Jerome is a real town, and the dynamics and vitality of the things which happened there in years long gone rival those of any old western town in the United States. Today, it is a so-called ghost town. Much of what it was has vanished. Still, it's amazing that so much of it remains. At less than two square miles in size, and with no more then fifteen thousand residents at any one time and far fewer than that for most of its life, it was a mighty midget of a town.
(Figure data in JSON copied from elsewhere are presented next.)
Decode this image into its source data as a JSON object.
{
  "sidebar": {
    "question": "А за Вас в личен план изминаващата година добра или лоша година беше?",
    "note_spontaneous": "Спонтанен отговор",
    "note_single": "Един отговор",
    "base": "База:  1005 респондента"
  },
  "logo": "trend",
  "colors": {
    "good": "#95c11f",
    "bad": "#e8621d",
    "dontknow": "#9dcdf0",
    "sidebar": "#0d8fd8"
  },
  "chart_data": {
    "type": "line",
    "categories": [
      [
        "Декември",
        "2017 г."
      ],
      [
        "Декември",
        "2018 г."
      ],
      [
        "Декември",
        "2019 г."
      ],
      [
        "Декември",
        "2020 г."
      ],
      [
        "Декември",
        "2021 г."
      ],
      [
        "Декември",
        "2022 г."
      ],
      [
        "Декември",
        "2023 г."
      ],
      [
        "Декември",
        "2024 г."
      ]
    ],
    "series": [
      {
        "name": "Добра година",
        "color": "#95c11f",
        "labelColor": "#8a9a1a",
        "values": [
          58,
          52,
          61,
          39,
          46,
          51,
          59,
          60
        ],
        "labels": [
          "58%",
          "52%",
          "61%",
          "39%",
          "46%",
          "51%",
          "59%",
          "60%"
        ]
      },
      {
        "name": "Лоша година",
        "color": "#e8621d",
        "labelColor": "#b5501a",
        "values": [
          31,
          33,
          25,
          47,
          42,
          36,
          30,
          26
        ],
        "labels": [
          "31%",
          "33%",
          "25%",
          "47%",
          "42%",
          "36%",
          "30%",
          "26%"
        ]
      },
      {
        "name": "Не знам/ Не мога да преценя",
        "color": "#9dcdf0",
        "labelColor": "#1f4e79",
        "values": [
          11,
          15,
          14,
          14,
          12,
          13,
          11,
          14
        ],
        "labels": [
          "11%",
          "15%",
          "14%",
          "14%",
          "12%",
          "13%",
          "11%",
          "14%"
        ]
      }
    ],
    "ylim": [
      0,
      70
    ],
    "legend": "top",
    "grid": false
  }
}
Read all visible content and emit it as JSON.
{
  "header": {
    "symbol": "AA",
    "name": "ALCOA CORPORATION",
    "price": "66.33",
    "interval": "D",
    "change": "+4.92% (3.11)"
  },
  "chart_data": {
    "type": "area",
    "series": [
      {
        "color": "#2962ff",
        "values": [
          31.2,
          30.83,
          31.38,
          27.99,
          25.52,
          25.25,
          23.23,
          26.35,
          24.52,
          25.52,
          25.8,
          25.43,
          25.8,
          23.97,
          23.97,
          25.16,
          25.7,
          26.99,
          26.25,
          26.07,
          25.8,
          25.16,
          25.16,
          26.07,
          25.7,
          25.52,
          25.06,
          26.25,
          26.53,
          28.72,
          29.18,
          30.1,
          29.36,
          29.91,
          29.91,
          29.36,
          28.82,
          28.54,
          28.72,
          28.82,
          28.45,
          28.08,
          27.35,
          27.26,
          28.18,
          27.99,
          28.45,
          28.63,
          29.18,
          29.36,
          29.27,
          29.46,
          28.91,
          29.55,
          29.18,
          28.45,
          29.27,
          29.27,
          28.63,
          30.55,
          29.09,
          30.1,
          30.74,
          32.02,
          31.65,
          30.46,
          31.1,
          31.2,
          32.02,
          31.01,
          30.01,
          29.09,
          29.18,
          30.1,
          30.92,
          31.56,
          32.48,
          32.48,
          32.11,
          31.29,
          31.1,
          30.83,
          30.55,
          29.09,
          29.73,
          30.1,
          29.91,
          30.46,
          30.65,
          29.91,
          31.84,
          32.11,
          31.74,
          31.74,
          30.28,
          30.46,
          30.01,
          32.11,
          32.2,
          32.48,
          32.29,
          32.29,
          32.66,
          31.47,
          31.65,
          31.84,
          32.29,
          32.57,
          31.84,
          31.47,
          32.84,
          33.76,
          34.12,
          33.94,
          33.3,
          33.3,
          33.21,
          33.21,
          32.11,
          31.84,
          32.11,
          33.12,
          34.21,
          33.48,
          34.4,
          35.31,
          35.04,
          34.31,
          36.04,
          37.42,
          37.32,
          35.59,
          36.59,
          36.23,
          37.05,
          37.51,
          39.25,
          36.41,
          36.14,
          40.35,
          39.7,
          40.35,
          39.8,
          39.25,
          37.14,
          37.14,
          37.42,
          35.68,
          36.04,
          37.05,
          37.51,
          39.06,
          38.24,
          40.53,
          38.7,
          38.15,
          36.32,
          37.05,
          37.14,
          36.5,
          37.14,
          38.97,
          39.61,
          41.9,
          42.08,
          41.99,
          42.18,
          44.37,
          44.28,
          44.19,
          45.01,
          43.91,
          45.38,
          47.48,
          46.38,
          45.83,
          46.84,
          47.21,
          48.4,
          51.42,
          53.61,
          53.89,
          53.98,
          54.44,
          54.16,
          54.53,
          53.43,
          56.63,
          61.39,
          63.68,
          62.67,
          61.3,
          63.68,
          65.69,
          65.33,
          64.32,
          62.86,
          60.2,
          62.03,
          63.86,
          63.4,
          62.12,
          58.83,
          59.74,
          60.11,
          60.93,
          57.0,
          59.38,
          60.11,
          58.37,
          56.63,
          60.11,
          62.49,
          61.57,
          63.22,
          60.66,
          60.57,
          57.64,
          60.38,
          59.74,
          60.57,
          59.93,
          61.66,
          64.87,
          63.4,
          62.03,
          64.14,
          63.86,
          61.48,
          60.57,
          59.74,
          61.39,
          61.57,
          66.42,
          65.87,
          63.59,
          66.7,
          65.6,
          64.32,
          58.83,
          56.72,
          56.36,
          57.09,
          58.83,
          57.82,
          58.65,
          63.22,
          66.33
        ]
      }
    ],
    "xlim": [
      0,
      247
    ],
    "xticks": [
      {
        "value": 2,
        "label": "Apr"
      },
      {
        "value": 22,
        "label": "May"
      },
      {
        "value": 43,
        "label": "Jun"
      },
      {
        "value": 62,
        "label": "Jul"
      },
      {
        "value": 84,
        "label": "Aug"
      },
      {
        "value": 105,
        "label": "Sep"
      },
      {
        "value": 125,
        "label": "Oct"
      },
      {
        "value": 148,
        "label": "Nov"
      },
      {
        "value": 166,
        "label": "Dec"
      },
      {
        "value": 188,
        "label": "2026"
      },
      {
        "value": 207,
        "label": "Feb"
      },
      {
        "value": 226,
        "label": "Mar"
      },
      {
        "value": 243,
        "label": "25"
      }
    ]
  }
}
Some of its one-time residents are said to still be present in a few of its old buildings, albeit in different form.
In this story, a couple of young wayfarers encounter more adventure and mystery than they bargain for when they find the old town paradoxically in a state of death and decay as well as vibrant activity; its streets and shops filled by the bustle and gaity of tourists who come to walk its quaint up-and-down sidewalks and see the old buildings that once made up the city of Jerome, Arizona, the billion dollar copper town.
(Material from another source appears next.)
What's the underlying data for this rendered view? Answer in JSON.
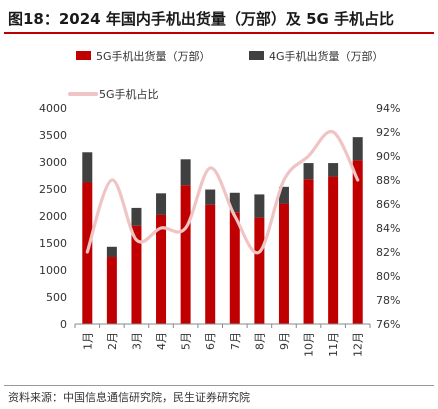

The old place was once the center of serious endeavor by men of means, men of ambition and authority, as well as men who felt nothing should be allowed to block their path toward wealth and power.
Desire for these things was not the only kind of passion which existed in Jerome; love in all of its attendant forms was present as well, for beautiful women lived there.
But there is even more in Shadows in Jerome. Mystery, and a touch of horror complete this story. The wild and grand spectacle of the mountains and the nearby Verde Valley, as well as the picturesque charm of the old town in the clean air high on the side of Mingus Mountain not only help to hide evil, but they assist in posing philosophical questions as well; is it love, or through hate, that one finds forever? And by what means does one reach it?
Enter the pages of this novel and you will be able to feel the forgotten years that pervade the old streets of Jerome as the very past seems to rear itself before you; here men and women lived and died. Haroltry, gambling and heavy drinking were not any more unusual here than was the coming of the long shadows at the end of each day. What is in store for those who lie for profit and love? What happens when young girls are taken too soon? How does one pay for transgressions against life and the living? Shadows in Jerome addresses these questions in a very unique way.
At less than two square miles in size, and with no more than fifteen thousand residents at any one time and far fewer than that for most of its life, it was one mightly midget of a town.